Can prefix beam search commonly used in speech recognition with CTC be implemented in such a simpler way?

I am learning about speech recognition recently, and I have learned that the idea of prefix beam search is to merge paths with the same prefix, such as [1,1,_] and [_,1,_] (as you can see, _ indicates blank mark).

Based on this understanding, I implemented a version of mine, which can be simplified using pseudo code like this:

def prefix_beam_search(y, beam_size, blank):
    seq_len, n_class = y.shape
    logY = np.log(y)
    beam = [([], 0)]

    for t in range(seq_len):
        buff = []
        for prefix, p in beam:
            for i in range(n_class):
                new_prefix = list(prefix) + [i]
                new_p = p + logY[t][i]
                buff.append((new_prefix, new_p))

        # merge the paths with same prefix'
        new_beam = defaultdict(lambda: ninf)
        for prefix, p in buff:
            # 'norm_prefix' can simplify the path, [1,1,_,2] ==> [1,2]
            # However, the ending 'blank' is retained, [1,1,_] ==> [1,_]
            prefix = norm_prefix(prefix, blank)
            new_beam[prefix] = logsumexp(new_beam[prefix], p)

        # choose the best paths
        new_beam = sorted(new_beam.items(), key=lambda x: x[1], reverse=True)
        beam = new_beam[: beam_size]

    return beam

But most of the versions I found online (according to the paper) are like this:

def _prefix_beam_decode(y, beam_size, blank):
    T, V = y.shape
    log_y = np.log(y)
    beam = [(tuple(), (0, ninf))]

    for t in range(T):
        new_beam = defaultdict(lambda: (ninf, ninf))
        for prefix, (p_b, p_nb) in beam:
            for i in range(V):
                p = log_y[t, i]
                if i == blank:
                    new_p_b, new_p_nb = new_beam[prefix]
                    new_p_b = logsumexp(new_p_b, p_b + p, p_nb + p)
                    new_beam[prefix] = (new_p_b, new_p_nb)
                end_t = prefix[-1] if prefix else None
                new_prefix = prefix + (i,)
                new_p_b, new_p_nb = new_beam[new_prefix]
                if i != end_t:
                    new_p_nb = logsumexp(new_p_nb, p_b + p, p_nb + p)
                    new_p_nb = logsumexp(new_p_nb, p_b + p)
                new_beam[new_prefix] = (new_p_b, new_p_nb)
                if i == end_t:
                    new_p_b, new_p_nb = new_beam[prefix]
                    new_p_nb = logsumexp(new_p_nb, p_nb + p)
                    new_beam[prefix] = (new_p_b, new_p_nb)

        beam = sorted(new_beam.items(), key=lambda x: logsumexp(*x[1]), reverse=True)
        beam = beam[:beam_size]
    return beam

The results of the two are different, and my version tends to return longer strings.
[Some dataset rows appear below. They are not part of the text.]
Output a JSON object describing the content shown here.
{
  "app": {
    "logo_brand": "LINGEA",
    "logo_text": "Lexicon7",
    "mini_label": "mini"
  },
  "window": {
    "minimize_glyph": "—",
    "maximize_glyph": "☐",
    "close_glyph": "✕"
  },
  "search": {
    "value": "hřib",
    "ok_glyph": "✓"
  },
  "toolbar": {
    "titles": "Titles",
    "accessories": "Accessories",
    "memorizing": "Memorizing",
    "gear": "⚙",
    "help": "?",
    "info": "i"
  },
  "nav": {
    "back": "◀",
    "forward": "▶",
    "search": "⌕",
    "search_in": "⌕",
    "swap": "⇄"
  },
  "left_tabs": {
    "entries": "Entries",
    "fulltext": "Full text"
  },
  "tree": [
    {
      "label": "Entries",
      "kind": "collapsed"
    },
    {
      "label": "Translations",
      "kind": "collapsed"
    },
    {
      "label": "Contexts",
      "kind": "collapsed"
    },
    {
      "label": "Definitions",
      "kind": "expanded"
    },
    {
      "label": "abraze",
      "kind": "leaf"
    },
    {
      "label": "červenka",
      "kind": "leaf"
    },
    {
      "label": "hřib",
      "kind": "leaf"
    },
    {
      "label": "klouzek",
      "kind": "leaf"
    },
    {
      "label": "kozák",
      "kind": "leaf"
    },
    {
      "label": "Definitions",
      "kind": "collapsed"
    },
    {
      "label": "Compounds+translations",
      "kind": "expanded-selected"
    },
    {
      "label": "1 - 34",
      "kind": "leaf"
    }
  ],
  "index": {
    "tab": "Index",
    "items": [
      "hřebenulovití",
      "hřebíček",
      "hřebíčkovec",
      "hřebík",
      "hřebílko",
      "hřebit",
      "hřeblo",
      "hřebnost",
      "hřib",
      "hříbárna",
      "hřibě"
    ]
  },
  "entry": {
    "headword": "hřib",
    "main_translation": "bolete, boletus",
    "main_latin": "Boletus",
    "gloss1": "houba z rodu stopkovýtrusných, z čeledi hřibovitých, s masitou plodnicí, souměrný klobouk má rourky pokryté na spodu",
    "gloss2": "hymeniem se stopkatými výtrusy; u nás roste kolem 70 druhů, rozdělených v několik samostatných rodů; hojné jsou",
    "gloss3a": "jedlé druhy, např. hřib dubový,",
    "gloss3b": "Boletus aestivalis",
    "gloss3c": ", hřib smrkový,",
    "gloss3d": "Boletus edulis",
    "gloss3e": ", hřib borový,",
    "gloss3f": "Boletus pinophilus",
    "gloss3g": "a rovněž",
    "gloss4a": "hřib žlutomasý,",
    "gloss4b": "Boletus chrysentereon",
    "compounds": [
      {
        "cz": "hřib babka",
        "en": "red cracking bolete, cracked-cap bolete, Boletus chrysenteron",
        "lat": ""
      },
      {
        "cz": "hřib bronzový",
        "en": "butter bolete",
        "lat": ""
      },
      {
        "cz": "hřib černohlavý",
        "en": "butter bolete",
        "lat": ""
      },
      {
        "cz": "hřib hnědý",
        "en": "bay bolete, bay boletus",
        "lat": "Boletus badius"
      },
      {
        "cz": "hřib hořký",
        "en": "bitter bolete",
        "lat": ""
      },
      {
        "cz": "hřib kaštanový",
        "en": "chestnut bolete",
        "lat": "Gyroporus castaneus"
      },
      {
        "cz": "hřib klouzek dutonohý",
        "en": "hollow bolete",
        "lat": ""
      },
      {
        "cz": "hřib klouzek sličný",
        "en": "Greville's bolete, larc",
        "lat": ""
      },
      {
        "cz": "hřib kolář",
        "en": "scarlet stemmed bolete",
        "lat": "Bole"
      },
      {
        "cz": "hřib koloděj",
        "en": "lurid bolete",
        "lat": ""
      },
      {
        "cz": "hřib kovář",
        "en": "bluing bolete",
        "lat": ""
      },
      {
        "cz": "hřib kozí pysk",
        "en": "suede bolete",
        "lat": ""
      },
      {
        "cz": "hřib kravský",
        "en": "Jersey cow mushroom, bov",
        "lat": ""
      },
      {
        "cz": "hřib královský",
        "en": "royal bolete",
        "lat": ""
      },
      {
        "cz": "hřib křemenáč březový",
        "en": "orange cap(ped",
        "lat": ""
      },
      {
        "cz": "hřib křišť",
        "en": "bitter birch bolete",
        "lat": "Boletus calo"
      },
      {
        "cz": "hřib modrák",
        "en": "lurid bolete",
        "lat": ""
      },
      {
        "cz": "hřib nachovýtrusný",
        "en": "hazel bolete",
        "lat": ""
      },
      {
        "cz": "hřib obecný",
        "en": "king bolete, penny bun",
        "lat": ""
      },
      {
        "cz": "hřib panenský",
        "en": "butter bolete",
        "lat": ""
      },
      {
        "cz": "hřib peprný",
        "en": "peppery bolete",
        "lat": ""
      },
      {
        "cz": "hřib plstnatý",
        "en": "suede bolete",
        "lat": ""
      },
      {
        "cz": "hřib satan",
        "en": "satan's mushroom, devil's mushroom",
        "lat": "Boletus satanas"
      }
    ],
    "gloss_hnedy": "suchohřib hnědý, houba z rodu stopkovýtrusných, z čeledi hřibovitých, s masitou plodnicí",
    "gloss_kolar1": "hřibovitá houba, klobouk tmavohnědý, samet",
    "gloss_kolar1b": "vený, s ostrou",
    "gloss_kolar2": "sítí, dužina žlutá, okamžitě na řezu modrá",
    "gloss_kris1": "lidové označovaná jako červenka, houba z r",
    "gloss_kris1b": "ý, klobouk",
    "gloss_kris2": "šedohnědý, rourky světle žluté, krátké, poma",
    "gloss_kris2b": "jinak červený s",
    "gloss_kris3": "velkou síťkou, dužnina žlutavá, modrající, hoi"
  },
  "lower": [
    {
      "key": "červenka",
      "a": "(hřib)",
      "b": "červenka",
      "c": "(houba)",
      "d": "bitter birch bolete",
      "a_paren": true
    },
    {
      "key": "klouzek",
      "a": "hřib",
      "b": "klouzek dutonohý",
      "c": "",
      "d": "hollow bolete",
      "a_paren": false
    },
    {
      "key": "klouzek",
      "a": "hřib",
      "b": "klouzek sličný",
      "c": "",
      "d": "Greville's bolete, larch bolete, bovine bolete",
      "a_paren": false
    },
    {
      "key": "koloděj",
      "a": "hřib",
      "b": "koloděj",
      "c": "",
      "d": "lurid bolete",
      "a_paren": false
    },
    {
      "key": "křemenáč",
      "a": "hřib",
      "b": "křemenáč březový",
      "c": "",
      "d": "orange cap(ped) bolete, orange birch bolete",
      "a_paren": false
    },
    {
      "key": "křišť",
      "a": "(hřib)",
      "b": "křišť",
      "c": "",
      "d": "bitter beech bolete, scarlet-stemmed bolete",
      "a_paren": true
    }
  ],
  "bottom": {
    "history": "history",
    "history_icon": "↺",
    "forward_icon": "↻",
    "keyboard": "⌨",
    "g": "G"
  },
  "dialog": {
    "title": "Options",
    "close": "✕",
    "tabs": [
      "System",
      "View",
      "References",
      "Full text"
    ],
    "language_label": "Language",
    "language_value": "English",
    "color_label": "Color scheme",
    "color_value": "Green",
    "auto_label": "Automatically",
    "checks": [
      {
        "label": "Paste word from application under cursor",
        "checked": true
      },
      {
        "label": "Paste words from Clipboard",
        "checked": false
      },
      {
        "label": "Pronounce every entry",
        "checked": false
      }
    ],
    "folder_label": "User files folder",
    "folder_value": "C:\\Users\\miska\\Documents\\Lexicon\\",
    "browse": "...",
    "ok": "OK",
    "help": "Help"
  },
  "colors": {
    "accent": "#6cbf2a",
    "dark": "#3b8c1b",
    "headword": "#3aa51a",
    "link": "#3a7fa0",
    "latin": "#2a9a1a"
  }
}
And I don't quite understand the main two aspects:

  1. Are there any details of my version that are not thoughtful?
  2. The common version while generate new prefix by new_prefix = prefix + (i,) regardless of whether the end of the previous are the same as the given 's'. For example, the old prefix is [a,a,b] and when a new character s is added, both [a,a,b] and [a,a,b,b] are saved. What is the purpose if this? And does it cause double counting?

Looking forward to your answer, thanks in advance!


When you choose the best paths in your code, you don't want to differentiate between [1,_] and [1] since both correspond to the same prefix [1].

If you have for example:

[1], [1,_], [1,2]

then you want the probability of [1] and [1,_] both to have the sum of the two.

probability([1]) = probability([1])+probability([1,_])

probability([1,_]) = probability([1])+probability([1,_])

And after sorting with these probabilities, you may want to keep so many that the number of true prefixes is beam_size.

For example, you have [1], [1,_], [2], [3].

Of which probabilities are: 0.1, 0.08, 0.11, 0.15

Then the probabilities with which you want to sort them are:

0.18, 0.18, 0.11, 0.15, respectively (0.18 = 0.1 + 0.08)

Sorted: [1]:0.18, [1,_]: 0.18, [3]:0.15, [2]:0.11

And if you have beam_size 2, for example, then you may want to keep

[1], [1,_] and [3] so that you have 2 prefixes in your beam, because [1] and [1,_] count as the same prefix (as long as the next character is not 1 - that's why we keep track of [1] and [1,_] separately).